Cochat P, Castelo F, Glastre C, Martin X, Stamm D, Long D, Lavocat M‐P, Hadj‐Aïssa A, Lyonnet D, Floret D. Outcome of cadaver kidney transplantation in small children. Acta Pædiatr 1994;83:78–83. Stockholm. ISSN 0803–5253 Small children have often been reported to have poor outcome after kidney transplantation (KT). Recent reports from North America have shown that the use of living‐related donors improves patient and graft survival. We report the experience in one centre of primary cadaveric KT using sequential immunosuppression in nine children aged 8–30 months and weighing 5.4–9.8 kg; donors were 0.7–12.3 years old.

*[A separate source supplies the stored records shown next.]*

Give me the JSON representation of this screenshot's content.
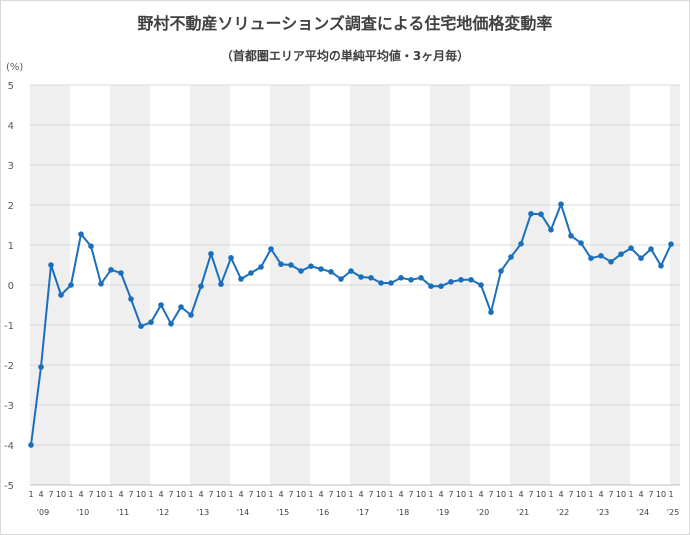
{
  "chart_data": {
    "type": "line",
    "title": "野村不動産ソリューションズ調査による住宅地価格変動率",
    "subtitle": "（首都圏エリア平均の単純平均値・3ヶ月毎）",
    "y_unit_label": "(%)",
    "ylim": [
      -5,
      5
    ],
    "y_ticks": [
      "5",
      "4",
      "3",
      "2",
      "1",
      "0",
      "-1",
      "-2",
      "-3",
      "-4",
      "-5"
    ],
    "y_tick_values": [
      5,
      4,
      3,
      2,
      1,
      0,
      -1,
      -2,
      -3,
      -4,
      -5
    ],
    "grid": true,
    "legend": "none",
    "colors": {
      "line": "#1a6fbd",
      "band": "#efefef",
      "grid": "#d9d9d9"
    },
    "years": [
      "'09",
      "'10",
      "'11",
      "'12",
      "'13",
      "'14",
      "'15",
      "'16",
      "'17",
      "'18",
      "'19",
      "'20",
      "'21",
      "'22",
      "'23",
      "'24",
      "'25"
    ],
    "quarter_labels": [
      "1",
      "4",
      "7",
      "10"
    ],
    "x": [
      "2009-01",
      "2009-04",
      "2009-07",
      "2009-10",
      "2010-01",
      "2010-04",
      "2010-07",
      "2010-10",
      "2011-01",
      "2011-04",
      "2011-07",
      "2011-10",
      "2012-01",
      "2012-04",
      "2012-07",
      "2012-10",
      "2013-01",
      "2013-04",
      "2013-07",
      "2013-10",
      "2014-01",
      "2014-04",
      "2014-07",
      "2014-10",
      "2015-01",
      "2015-04",
      "2015-07",
      "2015-10",
      "2016-01",
      "2016-04",
      "2016-07",
      "2016-10",
      "2017-01",
      "2017-04",
      "2017-07",
      "2017-10",
      "2018-01",
      "2018-04",
      "2018-07",
      "2018-10",
      "2019-01",
      "2019-04",
      "2019-07",
      "2019-10",
      "2020-01",
      "2020-04",
      "2020-07",
      "2020-10",
      "2021-01",
      "2021-04",
      "2021-07",
      "2021-10",
      "2022-01",
      "2022-04",
      "2022-07",
      "2022-10",
      "2023-01",
      "2023-04",
      "2023-07",
      "2023-10",
      "2024-01",
      "2024-04",
      "2024-07",
      "2024-10",
      "2025-01"
    ],
    "values": [
      -4.0,
      -2.05,
      0.5,
      -0.25,
      0.0,
      1.27,
      0.97,
      0.03,
      0.38,
      0.3,
      -0.35,
      -1.03,
      -0.93,
      -0.5,
      -0.97,
      -0.55,
      -0.75,
      -0.03,
      0.78,
      0.02,
      0.68,
      0.15,
      0.3,
      0.45,
      0.9,
      0.52,
      0.5,
      0.35,
      0.47,
      0.4,
      0.33,
      0.15,
      0.35,
      0.2,
      0.18,
      0.05,
      0.05,
      0.18,
      0.13,
      0.18,
      -0.03,
      -0.03,
      0.08,
      0.13,
      0.13,
      0.0,
      -0.68,
      0.35,
      0.7,
      1.03,
      1.78,
      1.77,
      1.38,
      2.02,
      1.23,
      1.05,
      0.67,
      0.73,
      0.58,
      0.77,
      0.92,
      0.67,
      0.9,
      0.48,
      1.02
    ]
  }
}
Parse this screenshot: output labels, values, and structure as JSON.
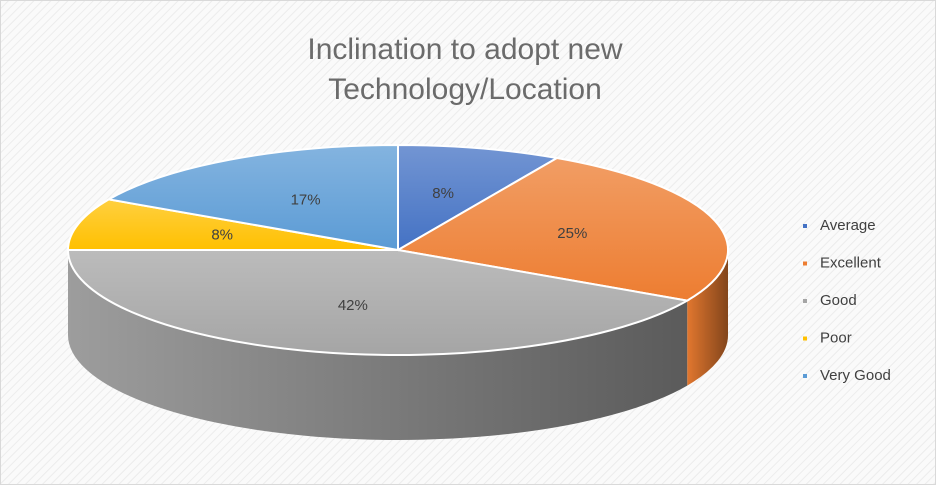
{
  "chart_data": {
    "type": "pie",
    "title": "Inclination to adopt new Technology/Location",
    "categories": [
      "Average",
      "Excellent",
      "Good",
      "Poor",
      "Very Good"
    ],
    "values": [
      8,
      25,
      42,
      8,
      17
    ],
    "value_labels": [
      "8%",
      "25%",
      "42%",
      "8%",
      "17%"
    ],
    "colors": [
      "#4472c4",
      "#ed7d31",
      "#a5a5a5",
      "#ffc000",
      "#5b9bd5"
    ],
    "legend": "right"
  }
}
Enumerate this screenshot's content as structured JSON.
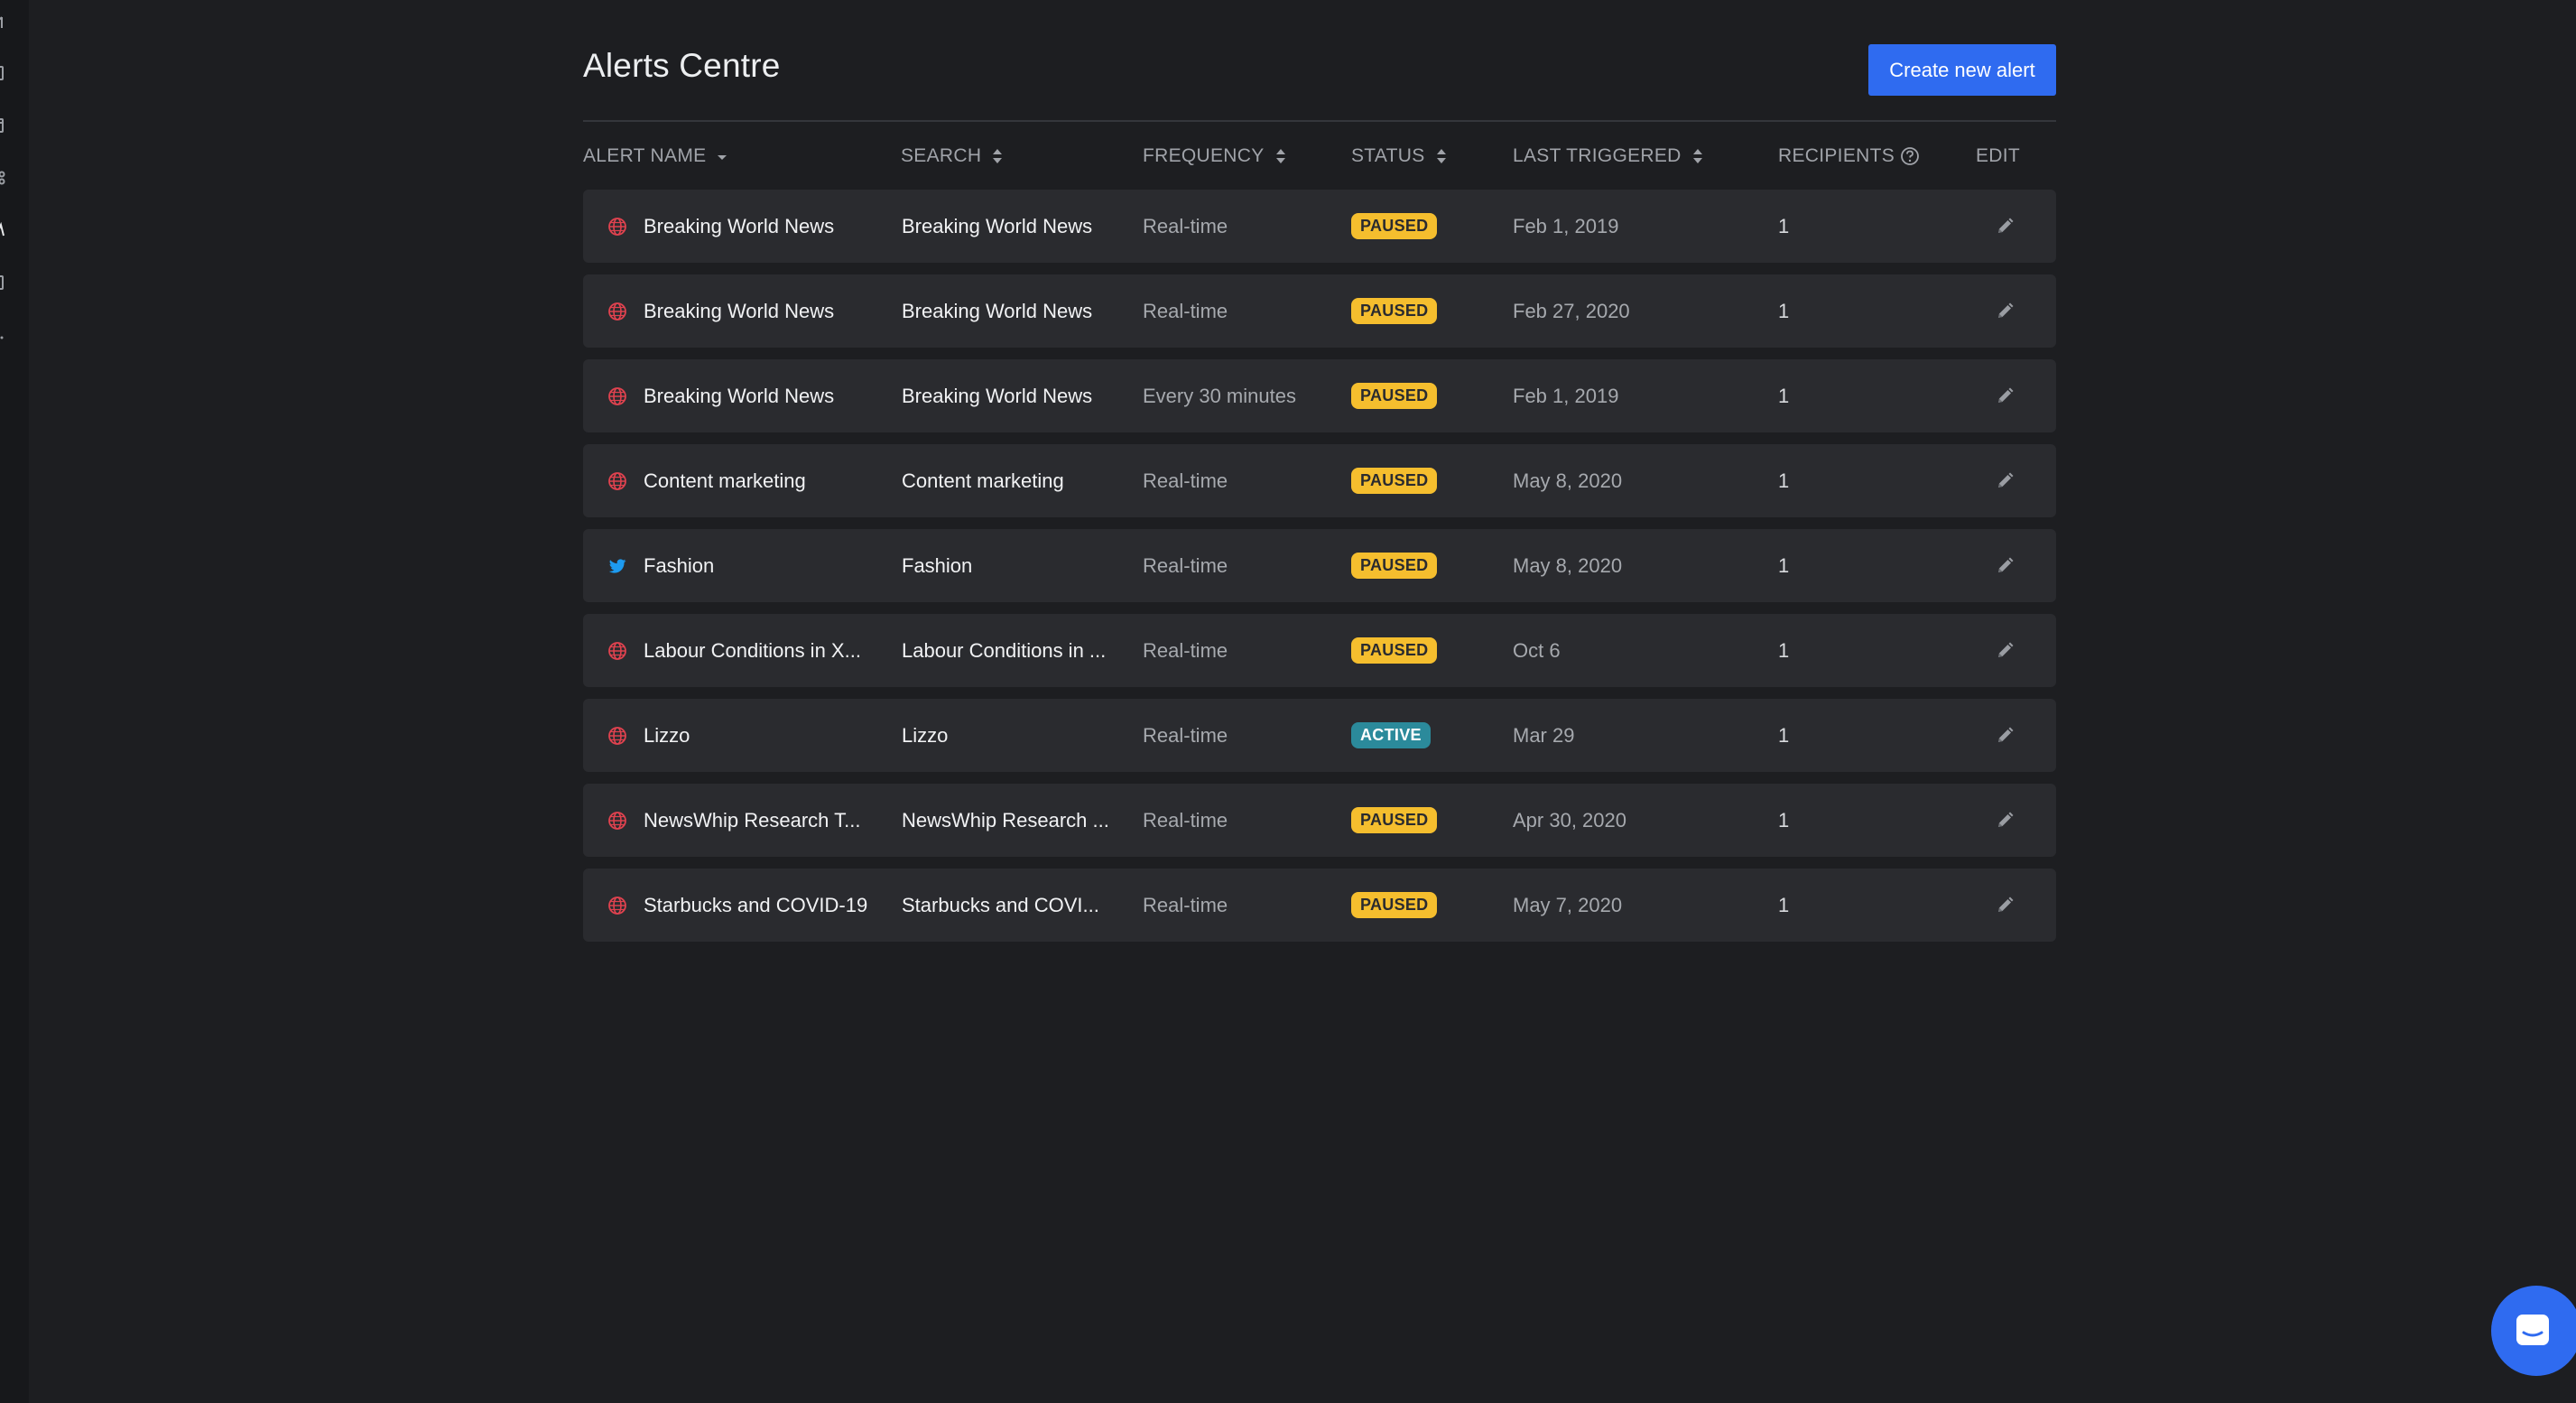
{
  "page": {
    "title": "Alerts Centre",
    "create_button": "Create new alert"
  },
  "columns": {
    "alert_name": "ALERT NAME",
    "search": "SEARCH",
    "frequency": "FREQUENCY",
    "status": "STATUS",
    "last_triggered": "LAST TRIGGERED",
    "recipients": "RECIPIENTS",
    "edit": "EDIT"
  },
  "colors": {
    "accent": "#2f6bf0",
    "paused": "#f5be2e",
    "active": "#2b8a9b",
    "web_icon": "#e0424f",
    "twitter_icon": "#1d9bf0"
  },
  "alerts": [
    {
      "icon": "globe-icon",
      "name": "Breaking World News",
      "search": "Breaking World News",
      "frequency": "Real-time",
      "status": "PAUSED",
      "last_triggered": "Feb 1, 2019",
      "recipients": "1"
    },
    {
      "icon": "globe-icon",
      "name": "Breaking World News",
      "search": "Breaking World News",
      "frequency": "Real-time",
      "status": "PAUSED",
      "last_triggered": "Feb 27, 2020",
      "recipients": "1"
    },
    {
      "icon": "globe-icon",
      "name": "Breaking World News",
      "search": "Breaking World News",
      "frequency": "Every 30 minutes",
      "status": "PAUSED",
      "last_triggered": "Feb 1, 2019",
      "recipients": "1"
    },
    {
      "icon": "globe-icon",
      "name": "Content marketing",
      "search": "Content marketing",
      "frequency": "Real-time",
      "status": "PAUSED",
      "last_triggered": "May 8, 2020",
      "recipients": "1"
    },
    {
      "icon": "twitter-icon",
      "name": "Fashion",
      "search": "Fashion",
      "frequency": "Real-time",
      "status": "PAUSED",
      "last_triggered": "May 8, 2020",
      "recipients": "1"
    },
    {
      "icon": "globe-icon",
      "name": "Labour Conditions in X...",
      "search": "Labour Conditions in ...",
      "frequency": "Real-time",
      "status": "PAUSED",
      "last_triggered": "Oct 6",
      "recipients": "1"
    },
    {
      "icon": "globe-icon",
      "name": "Lizzo",
      "search": "Lizzo",
      "frequency": "Real-time",
      "status": "ACTIVE",
      "last_triggered": "Mar 29",
      "recipients": "1"
    },
    {
      "icon": "globe-icon",
      "name": "NewsWhip Research T...",
      "search": "NewsWhip Research ...",
      "frequency": "Real-time",
      "status": "PAUSED",
      "last_triggered": "Apr 30, 2020",
      "recipients": "1"
    },
    {
      "icon": "globe-icon",
      "name": "Starbucks and COVID-19",
      "search": "Starbucks and COVI...",
      "frequency": "Real-time",
      "status": "PAUSED",
      "last_triggered": "May 7, 2020",
      "recipients": "1"
    }
  ],
  "sidebar": {
    "icons": [
      "nav-icon-1",
      "nav-icon-2",
      "nav-icon-3",
      "nav-icon-4",
      "nav-icon-5",
      "nav-icon-6",
      "nav-icon-7"
    ]
  },
  "chat": {
    "icon": "chat-icon"
  }
}
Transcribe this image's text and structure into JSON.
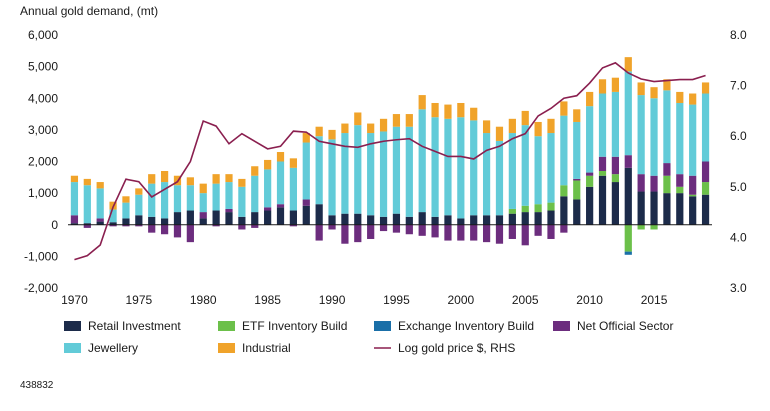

Four patients had pre‐emptive KT and the other five were on peritoneal dialysis; the mean ± SD waiting time was 2.0 ± 2.4 months. Perioperative care has been published previously. The surgical approach was intraperitoneal if the aorta and vena cava were used ( n = 7) and extraperitoneal for common iliac vessels anastomosis ( n = 2); the duration of surgery was 3.5 ± 0.9 h and the time for vascular anastomosis was 32 ± 6 min. The recipients received ATG, azathioprine, prednisone and delayed administration of cyclosporin A. The patients were followed for 12–98 (median 41) months and showed good graft function (inulin clearance 63–100 ml/min/1.73 m 2 ); only one child with recurrent haemolytic uraemic syndrome lost his graft three months post‐transplantation and died after he had received a second graft. None of the recipients required post‐transplant dialysis; arterial hypertension involved four children and was related to graft artery stenosis in two. Growth improved by 0.24 ± 0.48 SD score of height per year. Compared to earlier reports on cadaver transplantation in small children (about 40% graft survival after five years) and to the outcome of chronic peritoneal dialysis, the present results are better and appear to be similar to those obtained with living‐related donor transplantation.